Taiwan: U.S. Support Abated
"While still pursuing a closer U.S.
relationship with Taiwan, U.S. officials now appear to be balancing criticisms of the PRC military buildup opposite Taiwan with periodic cautions and warnings to the effect that U.S. support for Taiwan is not unconditional, but has limits," the report said.
The report titled "Taiwan: Recent Developments and U.S. Policy Choices" was written by Kerry Dumbaugh, a specialist in Asian affairs at the CRS' Foreign Affairs, Defense, and Trade Division.
The report said that early in its tenure, the George W. Bush administration seemed to abandon the long-standing U.S. policy of "strategic ambiguity" on Taiwan in favor of "strategic clarity" that placed more emphasis on Taiwan's interests and less on PRC concerns.

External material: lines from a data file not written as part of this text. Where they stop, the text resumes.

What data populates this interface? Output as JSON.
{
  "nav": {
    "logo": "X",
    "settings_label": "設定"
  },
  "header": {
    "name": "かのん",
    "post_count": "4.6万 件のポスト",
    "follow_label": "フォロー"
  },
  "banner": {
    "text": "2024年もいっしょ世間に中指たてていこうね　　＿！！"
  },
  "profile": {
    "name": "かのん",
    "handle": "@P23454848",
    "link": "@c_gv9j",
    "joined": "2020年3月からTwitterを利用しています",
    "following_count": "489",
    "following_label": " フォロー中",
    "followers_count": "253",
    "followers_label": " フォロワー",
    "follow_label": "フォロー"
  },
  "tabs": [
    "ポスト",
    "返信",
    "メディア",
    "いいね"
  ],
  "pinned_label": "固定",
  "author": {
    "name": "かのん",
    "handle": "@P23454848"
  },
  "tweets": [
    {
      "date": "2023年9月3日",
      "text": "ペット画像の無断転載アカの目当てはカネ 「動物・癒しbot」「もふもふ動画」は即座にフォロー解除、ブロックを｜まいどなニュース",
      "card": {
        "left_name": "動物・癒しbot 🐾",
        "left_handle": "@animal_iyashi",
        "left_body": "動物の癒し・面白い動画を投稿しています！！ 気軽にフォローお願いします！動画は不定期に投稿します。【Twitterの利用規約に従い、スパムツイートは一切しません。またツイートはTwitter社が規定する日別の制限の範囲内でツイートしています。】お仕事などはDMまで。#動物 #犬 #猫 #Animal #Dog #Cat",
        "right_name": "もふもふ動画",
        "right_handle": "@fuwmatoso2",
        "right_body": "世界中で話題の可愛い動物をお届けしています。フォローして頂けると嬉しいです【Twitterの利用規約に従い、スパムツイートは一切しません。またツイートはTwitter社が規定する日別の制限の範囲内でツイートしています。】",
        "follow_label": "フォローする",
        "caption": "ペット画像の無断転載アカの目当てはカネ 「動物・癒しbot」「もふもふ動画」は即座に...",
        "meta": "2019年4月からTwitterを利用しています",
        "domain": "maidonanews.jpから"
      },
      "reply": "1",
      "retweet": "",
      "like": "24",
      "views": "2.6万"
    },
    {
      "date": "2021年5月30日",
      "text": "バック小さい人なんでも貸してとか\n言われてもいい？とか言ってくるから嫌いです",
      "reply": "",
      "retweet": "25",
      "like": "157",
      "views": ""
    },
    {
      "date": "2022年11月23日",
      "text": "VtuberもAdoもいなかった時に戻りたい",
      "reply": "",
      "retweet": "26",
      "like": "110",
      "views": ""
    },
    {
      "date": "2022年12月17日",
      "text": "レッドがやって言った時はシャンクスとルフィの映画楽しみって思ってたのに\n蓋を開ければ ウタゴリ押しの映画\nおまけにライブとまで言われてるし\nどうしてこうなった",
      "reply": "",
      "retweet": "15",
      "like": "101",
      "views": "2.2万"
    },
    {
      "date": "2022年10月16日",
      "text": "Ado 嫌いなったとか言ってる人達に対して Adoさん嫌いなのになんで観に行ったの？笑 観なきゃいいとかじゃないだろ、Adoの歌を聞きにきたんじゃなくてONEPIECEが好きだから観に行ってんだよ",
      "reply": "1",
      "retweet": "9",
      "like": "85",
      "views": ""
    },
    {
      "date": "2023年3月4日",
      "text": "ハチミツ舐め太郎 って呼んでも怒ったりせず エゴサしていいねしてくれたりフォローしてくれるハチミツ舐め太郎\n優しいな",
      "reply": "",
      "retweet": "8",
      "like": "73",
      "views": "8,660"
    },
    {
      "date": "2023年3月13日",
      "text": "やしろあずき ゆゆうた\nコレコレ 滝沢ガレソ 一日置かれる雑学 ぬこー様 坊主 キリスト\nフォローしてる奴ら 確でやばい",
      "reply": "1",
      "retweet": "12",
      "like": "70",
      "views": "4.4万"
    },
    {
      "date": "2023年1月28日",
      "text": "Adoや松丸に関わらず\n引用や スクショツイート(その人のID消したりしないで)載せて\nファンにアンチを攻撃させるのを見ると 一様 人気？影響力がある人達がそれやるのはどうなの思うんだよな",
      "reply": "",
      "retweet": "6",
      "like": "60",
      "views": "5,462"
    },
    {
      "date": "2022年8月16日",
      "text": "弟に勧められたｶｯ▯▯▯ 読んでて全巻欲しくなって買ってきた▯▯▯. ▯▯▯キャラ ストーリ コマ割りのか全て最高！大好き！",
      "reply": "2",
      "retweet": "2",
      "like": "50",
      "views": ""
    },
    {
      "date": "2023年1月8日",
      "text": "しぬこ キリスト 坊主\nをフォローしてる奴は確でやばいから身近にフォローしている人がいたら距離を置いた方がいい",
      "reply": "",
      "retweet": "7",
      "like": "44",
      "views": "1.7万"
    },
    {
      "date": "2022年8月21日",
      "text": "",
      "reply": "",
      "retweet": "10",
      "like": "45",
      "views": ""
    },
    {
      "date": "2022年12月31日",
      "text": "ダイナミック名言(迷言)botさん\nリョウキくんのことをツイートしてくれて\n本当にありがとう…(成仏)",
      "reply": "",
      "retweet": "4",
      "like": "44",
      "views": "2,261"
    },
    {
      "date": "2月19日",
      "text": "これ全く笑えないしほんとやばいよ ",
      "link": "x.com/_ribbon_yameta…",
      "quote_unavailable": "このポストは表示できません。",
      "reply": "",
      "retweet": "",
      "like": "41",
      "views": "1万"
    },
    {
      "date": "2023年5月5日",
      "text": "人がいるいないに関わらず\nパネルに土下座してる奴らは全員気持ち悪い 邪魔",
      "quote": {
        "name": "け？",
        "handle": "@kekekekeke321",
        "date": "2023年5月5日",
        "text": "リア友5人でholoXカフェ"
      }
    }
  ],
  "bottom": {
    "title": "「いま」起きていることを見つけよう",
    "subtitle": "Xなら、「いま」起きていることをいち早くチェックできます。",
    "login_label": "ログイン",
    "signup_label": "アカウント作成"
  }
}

For example, Bush publicly stated in 2001 that the United States would do "whatever it takes" to help defend Taiwan and approved a substantial sale of U.S. weapons to Taiwan, the report noted.
It said the White House was more accommodating to visits by Taiwan officials than previous U.S. administrations, permitting visits by President Chen Shui-bian in 2001 and by Vice President Annette Lu in 2003.
With support for Taiwan growing in the U.S. Congress, a House Congressional Taiwan Caucus was established in 2002 and a Senate Taiwan Caucus was set up in 2003, it said.
However, while Chen's position that Taiwan already "is an independent, sovereign country" has worried many Taiwan voters, the recent string of corruption scandals allegedly involving government officials and Chen's family members have led to record-low approval ratings for Chen and a mounting political outcry against him, the report said.
"These political trends have raised anxieties about the possibility of a future political or constitutional crisis in Taiwan that could further complicate U.S. policy," the report said.
It said U.S. officials have been under subtle but increasing pressure from both Taipei and Beijing to become directly involved in some aspects of cross-Taiwan Strait relations.
In late 2003, Beijing officials began quietly urging Washington to pressure Chen into shelving plans for a national referendum, and in 2004, they pressed U.S. officials to avoid sending the "wrong signals" to Taiwan, the report said.
Taipei officials, on the other hand, have begun suggesting that the United States strengthen or reevaluate the Taiwan Relations Act and support Chen's constitutional reform plans, the report said.
Meanwhile, Taiwan supporters within the U.S. Congress continue to press for more favorable U.S. treatment of Taiwan and for Taiwan's inclusion in international organizations, it said.
"Faced with competing pressures and with continuing transformations in both the PRC and Taiwan systems, U.S. officials may be facing new and more difficult policy choices concerning Taiwan in the next few years," the report said.
Under these circumstances, the U.S. government might take any number of actions, including reassessing all the fundamentals of U.S. policy on China-Taiwan in light of changing circumstances, reinforcing American democratic values by providing greater support for Taiwan and possibly support for Taiwan independence, or abandoning Taiwan in favor of the geopolitical demands and benefits of close U.S.-China relations, the report said.